Entonces, ¿para qué tanto esfuerzo? ¿Para qué o quiénes todas esas privaciones de tiempo que se han dedicado para formar un texto hermoso y contenedor de una inteligencia o reivindicación o cual sea que fuera el motivo por el que decidieron hacerse? Para nada, evidentemente. Para nadie, lo más seguro. Raro será, podemos pensar, que alguien más allá de la persona que lo escribió sepa o quiera comprenderlo. Vuelve la pregunta trillada: ¿qué puede hacer la literatura? ‘No creo que la literatura cambie el mundo. Hoy tenemos una visión bastante cínica, bastante realista del mundo, para darnos cuenta, por desgracia, de que la literatura no cambia el mundo. Sin embargo, a mí la literatura sí me ha cambiado, y soy plenamente consciente de que sin la lectura no habría sido la persona que soy. La lectura ha sido fundamental en la construcción de mi ética, de lo que soy como ciudadana, como mujer. Sé hasta qué punto la relación que establecemos con la literatura es carnal, hasta qué punto forma parte de nosotros, de tal modo que se convierte en un órgano más. Estoy convencida de ello, como marroquí y por haberlo visto en Marruecos y en todo el mundo árabe’.

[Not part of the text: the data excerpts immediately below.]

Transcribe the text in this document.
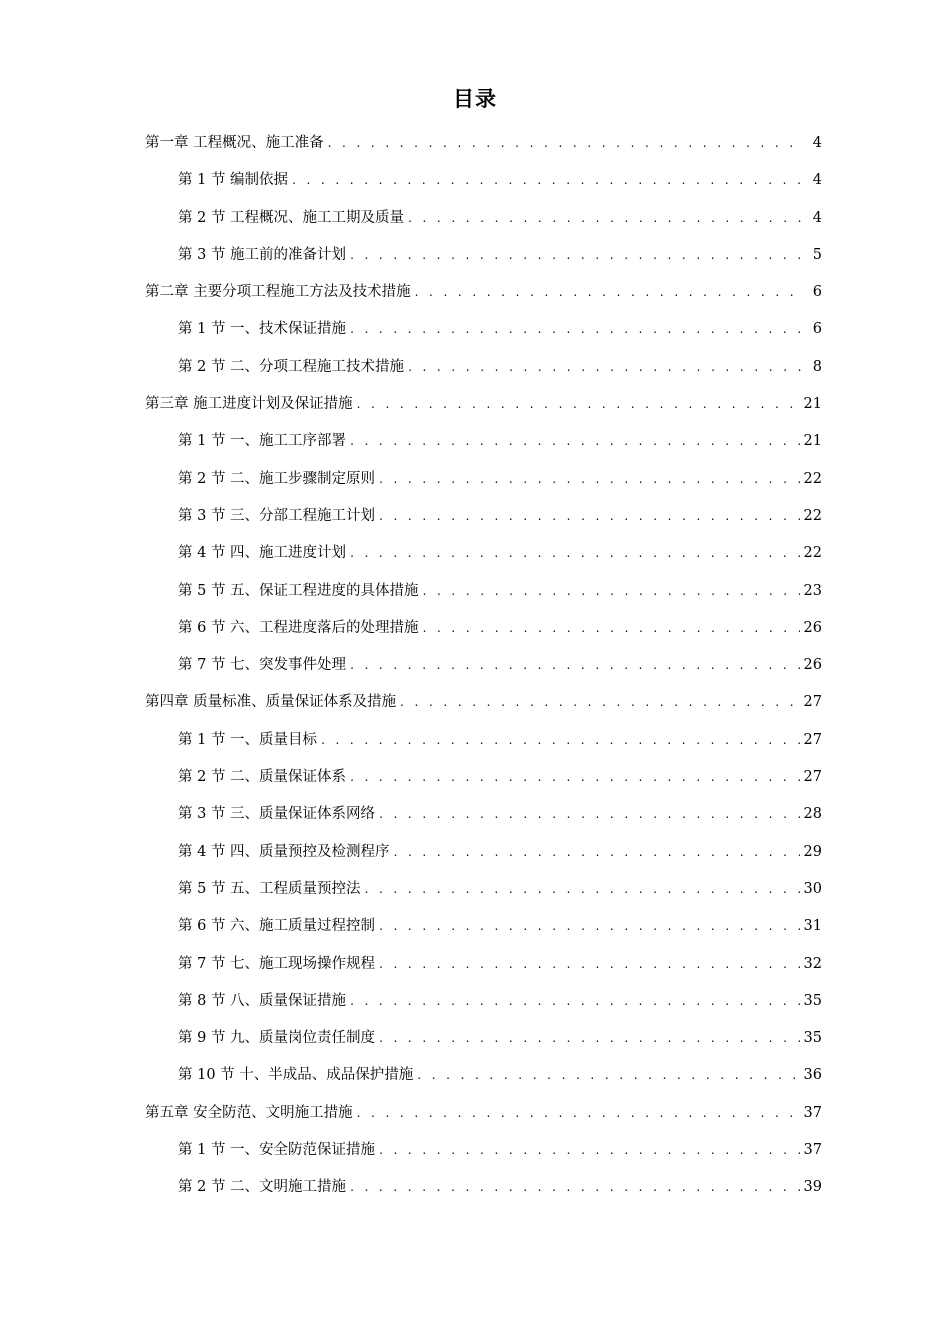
目录
第一章 工程概况、施工准备 . . .	4
第 1 节 编制依据 . . .	4
第 2 节 工程概况、施工工期及质量 . . .	4
第 3 节 施工前的准备计划 . . .	5
第二章 主要分项工程施工方法及技术措施 . . .	6
第 1 节 一、技术保证措施 . . .	6
第 2 节 二、分项工程施工技术措施 . . .	8
第三章 施工进度计划及保证措施 . . .	21
第 1 节 一、施工工序部署 . . .	21
第 2 节 二、施工步骤制定原则 . . .	22
第 3 节 三、分部工程施工计划 . . .	22
第 4 节 四、施工进度计划 . . .	22
第 5 节 五、保证工程进度的具体措施 . . .	23
第 6 节 六、工程进度落后的处理措施 . . .	26
第 7 节 七、突发事件处理 . . .	26
第四章 质量标准、质量保证体系及措施 . . .	27
第 1 节 一、质量目标 . . .	27
第 2 节 二、质量保证体系 . . .	27
第 3 节 三、质量保证体系网络 . . .	28
第 4 节 四、质量预控及检测程序 . . .	29
第 5 节 五、工程质量预控法 . . .	30
第 6 节 六、施工质量过程控制 . . .	31
第 7 节 七、施工现场操作规程 . . .	32
第 8 节 八、质量保证措施 . . .	35
第 9 节 九、质量岗位责任制度 . . .	35
第 10 节 十、半成品、成品保护措施 . . .	36
第五章 安全防范、文明施工措施 . . .	37
第 1 节 一、安全防范保证措施 . . .	37
第 2 节 二、文明施工措施 . . .	39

Son palabras de la escritora francomarroquí Leila Slimani, extraídas de la larga entrevista final que compone el breve libro El diablo está en los detalles/ Así escribo, traducido por Malika Embarek López. Si bien el tono de la entrevista, el texto Así escribo, es lo menos destacable del conjunto, ya que oscila entre la mezcla de comodidad y camelo que se desprende del tono del entrevistador, Éric Fottorino, sí que pueden salvarse determinadas respuestas de Slimani, en particular las que tienen que ver con su método de escritura, sus novelas, su visión del oficio y su acertada crítica a la falta de hábito lector en su país de origen y países árabes en general: ‘Son unos países con un promedio de lectura de seis minutos al año y unos sesenta millones de iletrados sobre una población de doscientos ochenta millones de habitantes. Durante años se ha impedido la lectura a los ciudadanos a causa de unas políticas construidas por unos dictadores que han decidido que la gente no debe leer, porque leer es peligroso, hace que la gente acabe sublevándose contra el poder’.

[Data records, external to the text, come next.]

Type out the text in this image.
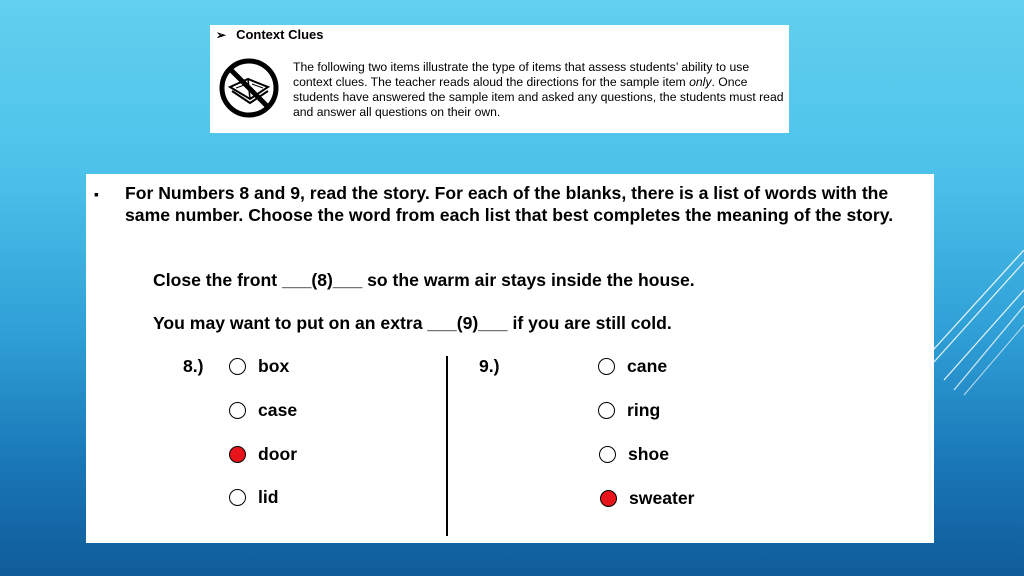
➢ Context Clues
The following two items illustrate the type of items that assess students’ ability to use context clues. The teacher reads aloud the directions for the sample item only. Once students have answered the sample item and asked any questions, the students must read and answer all questions on their own.
▪ For Numbers 8 and 9, read the story. For each of the blanks, there is a list of words with the same number. Choose the word from each list that best completes the meaning of the story.
Close the front ___(8)___ so the warm air stays inside the house.
You may want to put on an extra ___(9)___ if you are still cold.
8.)	9.)
box
case
door
lid
cane
ring
shoe
sweater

Mejores, en cambio, son las seis narraciones que lo preceden, especialmente la primera, de título homónimo y deleitables resonancias chejovianas, autor crucial entre las referencias literarias que cita.
Leyendo este libro y otros de Slimani, uno puede recobrar esos ánimos que flaquean humanamente a la menor de cambio cuando prestamos demasiada atención a los efectos de la literatura —casi siempre inadvertidos de primeras o imperceptibles de querer fijarnos con exactitud—, a todo lo periférico relacionado con la misma, en lugar del placer sin rodeos que resulta leer un libro, escribirlo si ese es el afán, regalarlo o comentarlo, criticarlo. Ser consciente, en definitiva, de que su cuerda sigue dando para largos ratos.